# 410-A Vacuum pump and gauge



## remout (Jul 17, 2016)

I'll be installing a mini split that comes pre charged with 410-A. It also comes with line lengths of my choosing. I'll need to connect the lines and pull a vacuum.

Please recommend an affordable pump and gauges. If it's a matter of inexpensive pumps take longer, that's fine with me. I've got more time than money.

Many thanks!


----------



## kok328 (Jul 17, 2016)

I'm totally pro DIY but, sometimes you you run into a situation where for whatever reasons you have to farm it out.
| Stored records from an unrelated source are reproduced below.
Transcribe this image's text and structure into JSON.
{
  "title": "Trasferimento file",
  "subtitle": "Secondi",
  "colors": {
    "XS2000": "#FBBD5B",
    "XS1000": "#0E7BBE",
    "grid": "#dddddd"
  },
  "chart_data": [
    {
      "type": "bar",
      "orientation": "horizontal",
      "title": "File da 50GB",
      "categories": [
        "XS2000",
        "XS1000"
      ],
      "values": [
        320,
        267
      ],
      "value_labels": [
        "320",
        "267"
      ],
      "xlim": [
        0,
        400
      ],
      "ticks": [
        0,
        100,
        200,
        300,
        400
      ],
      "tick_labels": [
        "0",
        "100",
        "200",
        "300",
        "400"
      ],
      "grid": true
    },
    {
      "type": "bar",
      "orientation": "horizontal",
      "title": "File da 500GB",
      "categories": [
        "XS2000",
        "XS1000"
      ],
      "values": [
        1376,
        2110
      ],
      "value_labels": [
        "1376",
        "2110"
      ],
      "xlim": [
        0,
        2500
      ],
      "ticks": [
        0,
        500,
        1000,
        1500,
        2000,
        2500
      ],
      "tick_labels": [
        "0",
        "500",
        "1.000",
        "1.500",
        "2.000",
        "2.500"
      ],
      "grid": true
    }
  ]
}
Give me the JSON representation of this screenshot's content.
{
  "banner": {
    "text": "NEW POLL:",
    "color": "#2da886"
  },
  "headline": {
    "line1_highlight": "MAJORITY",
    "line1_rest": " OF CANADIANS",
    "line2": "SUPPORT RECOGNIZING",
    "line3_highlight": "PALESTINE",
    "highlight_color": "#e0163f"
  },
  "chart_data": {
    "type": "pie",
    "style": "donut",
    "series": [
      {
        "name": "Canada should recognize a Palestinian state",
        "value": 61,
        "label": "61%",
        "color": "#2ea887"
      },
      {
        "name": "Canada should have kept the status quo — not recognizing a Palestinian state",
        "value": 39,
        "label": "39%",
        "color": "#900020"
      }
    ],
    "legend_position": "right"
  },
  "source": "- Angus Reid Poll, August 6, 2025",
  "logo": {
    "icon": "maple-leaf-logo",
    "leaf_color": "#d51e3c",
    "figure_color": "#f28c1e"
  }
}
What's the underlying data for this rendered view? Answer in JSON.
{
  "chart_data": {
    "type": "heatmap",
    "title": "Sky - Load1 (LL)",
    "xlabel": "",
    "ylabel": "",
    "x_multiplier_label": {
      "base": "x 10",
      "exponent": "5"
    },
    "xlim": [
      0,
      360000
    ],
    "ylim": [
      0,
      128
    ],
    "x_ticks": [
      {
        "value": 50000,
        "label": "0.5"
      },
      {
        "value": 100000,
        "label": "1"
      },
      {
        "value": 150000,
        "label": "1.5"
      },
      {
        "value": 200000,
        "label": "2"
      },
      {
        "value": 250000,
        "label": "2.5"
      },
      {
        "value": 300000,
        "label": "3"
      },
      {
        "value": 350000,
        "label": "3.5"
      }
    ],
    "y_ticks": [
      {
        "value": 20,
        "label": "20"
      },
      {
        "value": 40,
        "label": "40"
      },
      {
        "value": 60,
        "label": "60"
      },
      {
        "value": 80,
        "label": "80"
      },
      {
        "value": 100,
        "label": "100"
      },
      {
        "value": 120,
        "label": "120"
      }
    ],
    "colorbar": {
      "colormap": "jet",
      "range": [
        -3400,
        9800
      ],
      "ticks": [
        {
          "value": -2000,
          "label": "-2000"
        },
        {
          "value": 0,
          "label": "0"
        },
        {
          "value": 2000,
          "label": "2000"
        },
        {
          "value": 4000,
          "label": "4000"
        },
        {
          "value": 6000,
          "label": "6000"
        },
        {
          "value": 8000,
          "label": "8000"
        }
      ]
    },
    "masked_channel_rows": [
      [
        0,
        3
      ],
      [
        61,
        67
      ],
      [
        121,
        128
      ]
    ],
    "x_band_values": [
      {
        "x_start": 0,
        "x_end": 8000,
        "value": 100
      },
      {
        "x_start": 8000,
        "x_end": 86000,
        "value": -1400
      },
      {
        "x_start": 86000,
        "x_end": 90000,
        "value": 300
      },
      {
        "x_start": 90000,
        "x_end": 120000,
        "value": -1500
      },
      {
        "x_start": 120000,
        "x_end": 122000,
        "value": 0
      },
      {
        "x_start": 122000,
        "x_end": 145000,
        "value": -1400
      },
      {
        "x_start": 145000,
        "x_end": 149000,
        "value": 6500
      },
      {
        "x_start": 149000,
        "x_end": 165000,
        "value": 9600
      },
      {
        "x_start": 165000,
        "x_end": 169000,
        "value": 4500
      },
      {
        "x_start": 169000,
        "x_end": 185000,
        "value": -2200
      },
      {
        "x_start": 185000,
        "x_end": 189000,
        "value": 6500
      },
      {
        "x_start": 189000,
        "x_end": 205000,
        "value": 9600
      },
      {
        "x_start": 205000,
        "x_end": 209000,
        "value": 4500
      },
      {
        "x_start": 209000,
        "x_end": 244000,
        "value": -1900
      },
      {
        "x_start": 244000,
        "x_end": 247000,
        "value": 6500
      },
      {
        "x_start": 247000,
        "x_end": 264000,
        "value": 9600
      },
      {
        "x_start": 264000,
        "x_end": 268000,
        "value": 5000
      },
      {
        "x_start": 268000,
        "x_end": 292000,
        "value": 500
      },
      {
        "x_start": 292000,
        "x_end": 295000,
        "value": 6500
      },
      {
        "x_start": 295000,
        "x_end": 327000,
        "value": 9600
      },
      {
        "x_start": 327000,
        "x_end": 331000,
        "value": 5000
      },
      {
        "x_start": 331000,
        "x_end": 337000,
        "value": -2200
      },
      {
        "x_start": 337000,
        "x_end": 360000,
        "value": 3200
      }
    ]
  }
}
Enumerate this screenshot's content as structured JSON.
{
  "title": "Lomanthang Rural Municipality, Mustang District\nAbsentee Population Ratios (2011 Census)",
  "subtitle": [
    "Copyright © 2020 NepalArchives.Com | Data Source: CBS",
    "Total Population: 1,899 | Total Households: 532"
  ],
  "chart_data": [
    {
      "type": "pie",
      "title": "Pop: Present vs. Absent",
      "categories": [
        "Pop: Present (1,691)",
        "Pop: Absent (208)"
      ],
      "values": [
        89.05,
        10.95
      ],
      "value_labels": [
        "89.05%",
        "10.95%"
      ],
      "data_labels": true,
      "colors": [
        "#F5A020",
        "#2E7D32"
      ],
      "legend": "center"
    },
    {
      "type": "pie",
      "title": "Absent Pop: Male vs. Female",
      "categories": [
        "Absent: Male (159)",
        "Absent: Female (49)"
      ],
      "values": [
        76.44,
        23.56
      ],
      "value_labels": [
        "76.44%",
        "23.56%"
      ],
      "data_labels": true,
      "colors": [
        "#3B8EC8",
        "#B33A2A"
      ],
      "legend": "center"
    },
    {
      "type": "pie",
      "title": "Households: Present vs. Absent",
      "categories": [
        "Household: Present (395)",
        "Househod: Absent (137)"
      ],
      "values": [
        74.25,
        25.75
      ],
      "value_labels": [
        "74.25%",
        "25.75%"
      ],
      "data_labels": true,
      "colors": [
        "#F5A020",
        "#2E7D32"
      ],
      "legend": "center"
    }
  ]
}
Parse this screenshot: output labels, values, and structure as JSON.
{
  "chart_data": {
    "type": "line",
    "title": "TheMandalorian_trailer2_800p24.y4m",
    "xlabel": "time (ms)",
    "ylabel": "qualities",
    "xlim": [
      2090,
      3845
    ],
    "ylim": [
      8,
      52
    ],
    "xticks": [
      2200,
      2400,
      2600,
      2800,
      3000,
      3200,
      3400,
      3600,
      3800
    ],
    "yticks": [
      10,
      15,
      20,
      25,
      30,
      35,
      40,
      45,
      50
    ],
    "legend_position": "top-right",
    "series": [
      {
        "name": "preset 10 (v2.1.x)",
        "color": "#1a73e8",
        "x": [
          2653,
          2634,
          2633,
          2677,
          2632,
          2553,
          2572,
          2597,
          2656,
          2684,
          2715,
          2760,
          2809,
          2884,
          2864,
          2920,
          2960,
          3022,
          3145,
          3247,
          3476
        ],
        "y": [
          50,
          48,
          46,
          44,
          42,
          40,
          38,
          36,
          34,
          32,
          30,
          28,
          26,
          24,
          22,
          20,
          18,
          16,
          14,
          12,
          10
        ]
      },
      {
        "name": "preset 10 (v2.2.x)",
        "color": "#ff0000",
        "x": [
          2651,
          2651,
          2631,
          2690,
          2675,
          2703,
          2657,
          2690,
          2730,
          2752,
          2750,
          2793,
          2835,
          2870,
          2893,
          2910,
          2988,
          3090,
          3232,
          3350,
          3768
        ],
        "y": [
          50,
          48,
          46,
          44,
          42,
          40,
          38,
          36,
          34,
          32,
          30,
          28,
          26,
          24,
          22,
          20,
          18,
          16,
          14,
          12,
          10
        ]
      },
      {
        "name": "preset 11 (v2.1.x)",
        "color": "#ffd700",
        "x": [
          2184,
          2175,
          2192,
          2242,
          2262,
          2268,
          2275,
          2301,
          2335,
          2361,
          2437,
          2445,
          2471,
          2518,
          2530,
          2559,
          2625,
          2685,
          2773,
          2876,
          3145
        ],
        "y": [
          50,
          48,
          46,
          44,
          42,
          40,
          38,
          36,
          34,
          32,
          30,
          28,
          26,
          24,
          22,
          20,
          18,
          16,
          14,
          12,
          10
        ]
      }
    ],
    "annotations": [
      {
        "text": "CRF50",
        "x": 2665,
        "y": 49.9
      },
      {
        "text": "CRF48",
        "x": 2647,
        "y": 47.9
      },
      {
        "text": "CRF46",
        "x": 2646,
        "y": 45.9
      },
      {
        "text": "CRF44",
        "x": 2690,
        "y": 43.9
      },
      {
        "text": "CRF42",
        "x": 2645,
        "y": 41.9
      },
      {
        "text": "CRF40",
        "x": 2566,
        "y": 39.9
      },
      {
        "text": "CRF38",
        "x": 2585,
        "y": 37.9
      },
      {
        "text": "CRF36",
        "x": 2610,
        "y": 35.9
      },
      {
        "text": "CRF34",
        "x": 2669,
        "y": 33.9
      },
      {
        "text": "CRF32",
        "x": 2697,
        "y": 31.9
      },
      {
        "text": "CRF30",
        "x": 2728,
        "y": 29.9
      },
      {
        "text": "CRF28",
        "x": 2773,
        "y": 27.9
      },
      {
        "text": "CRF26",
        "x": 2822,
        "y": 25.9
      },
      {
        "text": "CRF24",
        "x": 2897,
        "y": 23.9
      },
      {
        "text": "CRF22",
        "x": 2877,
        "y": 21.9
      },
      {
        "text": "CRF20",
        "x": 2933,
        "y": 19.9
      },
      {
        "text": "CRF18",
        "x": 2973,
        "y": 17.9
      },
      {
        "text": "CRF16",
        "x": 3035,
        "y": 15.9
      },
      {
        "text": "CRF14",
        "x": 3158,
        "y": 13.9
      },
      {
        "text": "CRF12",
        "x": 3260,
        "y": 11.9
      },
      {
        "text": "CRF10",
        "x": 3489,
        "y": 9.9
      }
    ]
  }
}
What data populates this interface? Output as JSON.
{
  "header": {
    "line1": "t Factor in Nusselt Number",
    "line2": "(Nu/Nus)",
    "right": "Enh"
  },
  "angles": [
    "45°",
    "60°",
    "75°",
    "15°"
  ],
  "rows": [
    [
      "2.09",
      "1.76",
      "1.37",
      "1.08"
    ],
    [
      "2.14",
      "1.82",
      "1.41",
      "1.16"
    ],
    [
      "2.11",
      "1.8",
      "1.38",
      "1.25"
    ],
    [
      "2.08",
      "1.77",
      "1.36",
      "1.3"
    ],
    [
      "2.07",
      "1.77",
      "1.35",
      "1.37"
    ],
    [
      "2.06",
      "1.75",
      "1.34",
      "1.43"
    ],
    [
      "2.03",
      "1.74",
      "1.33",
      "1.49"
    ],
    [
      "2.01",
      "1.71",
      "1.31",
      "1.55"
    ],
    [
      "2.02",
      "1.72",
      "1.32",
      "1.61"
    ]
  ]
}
In this case the cost of a set of gauges and a vacuum pump will exceed the cost of hiring a tech to make the connection for you.


----------



## slownsteady (Jul 17, 2016)

If Kok is right, then you might do the install, but hire a guy to do the startup.


----------



## remout (Jul 18, 2016)

Any advice on pump and gauges?

Thanks!


----------



## kok328 (Jul 18, 2016)

Yellow Jacket is a popular brand of pump and guage.
Just make sure it's for 410-A and not R-22.
Your looking at around $500 to own both.


----------



## WyrTwister (Sep 13, 2016)

I bought my *Robinair vacuum pump from a pawn shop 15 - 20 years ago .  Bought a new set of gauges off the internet about 6 months ago .

     The tooling can be had for less than $ 500 .

God bless
Wyr
*


----------